WHAT IT MEANS FOR YOU
Why does everyone use Google? Because it’s the best search engine by far. And why is it the best? Because it has more data than its competitors.
It’s a simple cycle. Google collects data from its customers. It uses that data to improve its services. The better services attract more users, who give Google even more data, which it uses to improve itself further, and so on.
The result is that big companies have become unassailably entrenched at the top of the economy. How can a small start-up realistically compete with Facebook, which has access to so much more information about its customers?
However, we all undeniably benefit from the arrangement. Mass data collection has made our lives far more convenient, and coupled with artificial intelligence, it could soon lead to more amazing advances in technology — self-driving cars spring to mind.
“I think it revolutionises how people can receive services, be empowered as customers, get access to things they could never get access to before,” Mr Morrison said.
“All of that is fantastic and we want to embrace it all, but it doesn’t get to exist in some sort of government free zone when it comes to protecting people’s liberty and citizens’ rights.”
So what’s the problem? The Prime Minister believes companies have profited without sufficiently compensating the people whose data they are using.
He is far from alone. Facebook co-founder Chris Hughes wrote a notable piece in The Guardian this year, arguing: “Companies that benefit from the data we so voluntarily provide should be required to share that wealth with the people who made it possible.”
Governments around the world are currently searching for ways to enforce that idea, and Australia is at the forefront.
‘THEY’VE GOT TO PAY’
The Australian Competition and Consumer Commission (ACCC) is currently developing a regulatory framework for something called the Consumer Data Right, which would allow you to take charge of your own data and actively decide which service providers you wanted to share it with.

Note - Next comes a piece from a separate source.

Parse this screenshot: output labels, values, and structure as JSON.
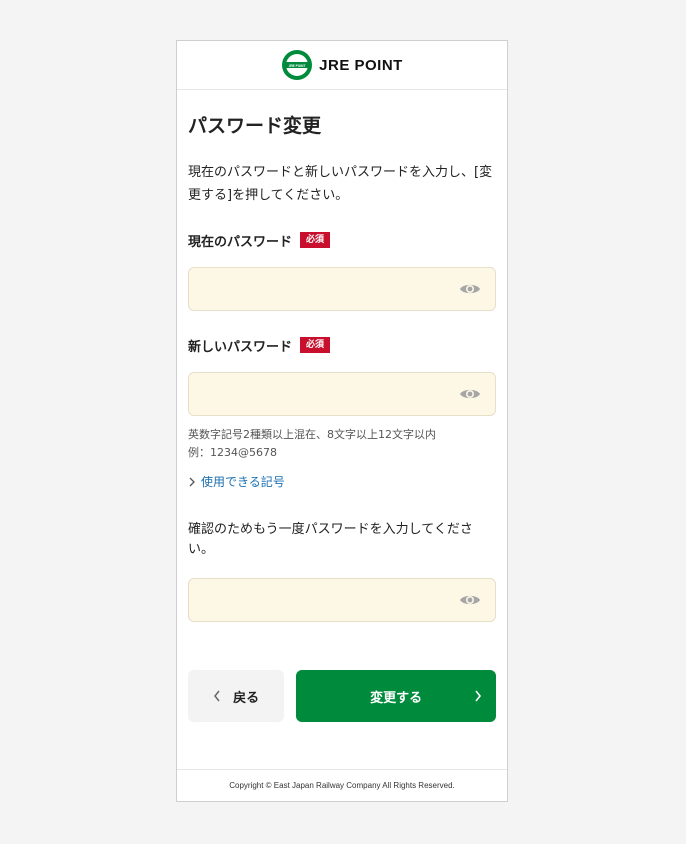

“The Consumer Data Right is essentially a data portability right,” ACCC chairman Rod Sims told a conference in July.
It will be trialled in the banking and financial services sector first, starting in July next year. Mr Morrison then wants it extended to the energy industry.
“Once you’ve got it right, you can apply it right across the board,” he said.

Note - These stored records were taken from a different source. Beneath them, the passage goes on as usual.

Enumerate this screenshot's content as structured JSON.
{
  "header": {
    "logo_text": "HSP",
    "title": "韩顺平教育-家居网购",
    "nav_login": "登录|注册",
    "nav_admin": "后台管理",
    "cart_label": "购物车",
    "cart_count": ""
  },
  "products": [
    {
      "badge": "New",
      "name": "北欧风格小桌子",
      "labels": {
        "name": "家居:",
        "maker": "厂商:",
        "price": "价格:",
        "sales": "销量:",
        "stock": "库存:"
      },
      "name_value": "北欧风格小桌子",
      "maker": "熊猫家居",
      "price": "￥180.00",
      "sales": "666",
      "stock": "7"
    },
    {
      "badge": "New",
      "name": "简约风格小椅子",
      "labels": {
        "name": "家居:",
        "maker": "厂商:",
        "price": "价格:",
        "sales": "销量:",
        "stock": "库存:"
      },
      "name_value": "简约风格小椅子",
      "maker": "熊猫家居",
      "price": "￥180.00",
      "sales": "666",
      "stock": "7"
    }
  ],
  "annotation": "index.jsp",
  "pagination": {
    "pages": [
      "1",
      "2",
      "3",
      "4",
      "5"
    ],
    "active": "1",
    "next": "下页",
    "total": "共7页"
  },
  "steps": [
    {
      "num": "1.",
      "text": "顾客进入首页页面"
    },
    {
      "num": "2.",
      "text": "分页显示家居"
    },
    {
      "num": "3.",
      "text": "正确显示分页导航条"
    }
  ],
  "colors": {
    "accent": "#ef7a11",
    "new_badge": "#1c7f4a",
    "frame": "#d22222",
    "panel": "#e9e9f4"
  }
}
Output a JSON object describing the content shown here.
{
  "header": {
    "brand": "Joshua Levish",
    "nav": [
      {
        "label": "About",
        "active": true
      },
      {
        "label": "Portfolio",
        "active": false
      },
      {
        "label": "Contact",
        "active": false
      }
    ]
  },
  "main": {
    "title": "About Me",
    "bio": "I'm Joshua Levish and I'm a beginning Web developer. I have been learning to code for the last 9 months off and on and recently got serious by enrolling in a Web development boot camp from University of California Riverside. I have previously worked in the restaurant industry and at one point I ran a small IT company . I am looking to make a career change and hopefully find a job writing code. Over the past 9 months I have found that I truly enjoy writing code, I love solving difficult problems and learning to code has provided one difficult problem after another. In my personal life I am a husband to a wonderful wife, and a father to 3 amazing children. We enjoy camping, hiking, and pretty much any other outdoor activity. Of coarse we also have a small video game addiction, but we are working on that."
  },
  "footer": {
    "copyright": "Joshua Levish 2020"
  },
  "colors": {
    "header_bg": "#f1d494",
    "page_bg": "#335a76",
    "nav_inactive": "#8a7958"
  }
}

How would it work in practice?
Say you were a Westpac customer, but wanted to switch. You could instruct Westpac to transfer your data to a different bank.

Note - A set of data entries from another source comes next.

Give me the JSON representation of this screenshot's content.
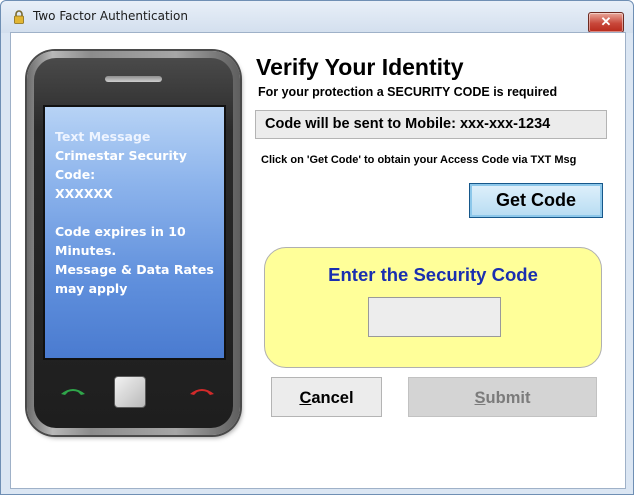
{
  "window": {
    "title": "Two Factor Authentication",
    "close_label": "✕",
    "icon": "padlock-icon"
  },
  "phone": {
    "sms_header": "Text Message",
    "sms_line1": "Crimestar Security Code:",
    "sms_line2": "XXXXXX",
    "sms_line3": "Code expires in 10",
    "sms_line4": "Minutes.",
    "sms_line5": "Message & Data Rates",
    "sms_line6": "may apply",
    "icons": [
      "earpiece-icon",
      "call-answer-icon",
      "home-button-icon",
      "call-end-icon"
    ]
  },
  "main": {
    "heading": "Verify Your Identity",
    "subheading": "For your protection a SECURITY CODE is required",
    "mobile_info": "Code will be sent to Mobile: xxx-xxx-1234",
    "instruction": "Click on 'Get Code' to obtain your Access Code via TXT Msg",
    "get_code_label": "Get Code"
  },
  "code_entry": {
    "label": "Enter the Security Code",
    "value": ""
  },
  "actions": {
    "cancel_first": "C",
    "cancel_rest": "ancel",
    "submit_first": "S",
    "submit_rest": "ubmit"
  },
  "colors": {
    "code_panel_bg": "#ffff99",
    "code_label": "#1a2fb0",
    "screen_blue": "#5f8fdc",
    "get_code_border": "#16578a",
    "submit_disabled_text": "#7b7b7b"
  }
}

Alternatively, you could give your data to a third party, like a comparison website, which could use it to tell you which bank would give you the best deal.
The Government hopes this will foster more competition in the affected industries, driving down prices for customers.
A more generous version of the system, favoured by the Prime Minister, could even see companies paying you to use your data.
“A Consumer Data Right is what is missing in our law. And what that means is you own your data and you own its value and if people want to use it, they’ve got to pay you for it,” Mr Morrison said.
How much money would you earn? That is impossible to say with any certainty — there is no official value placed on one person’s data at the moment — but some experts have predicted you could end up with a yearly payment of a few hundred dollars.
It seems this revolutionary new system is coming whether the companies like it or not.
“I’ve sat in the offices of Amazon in Seattle. I’ve sat in Google’s offices in Silicon Valley,” Mr Morrison said.
“The point I’ve made globally to these companies — I’ve said to them, you guys are creating this new economy. You need to work with governments all around the world to ensure that the rules used to govern the old economy can equally provide the same protections and guarantees in the new.
“You need to help us do this, because I guarantee if you don’t, governments will do it anyway and they will do it in a fairly clumsy fashion. And then you’ll be complaining about that. So you guys need to get on board and work with us here.”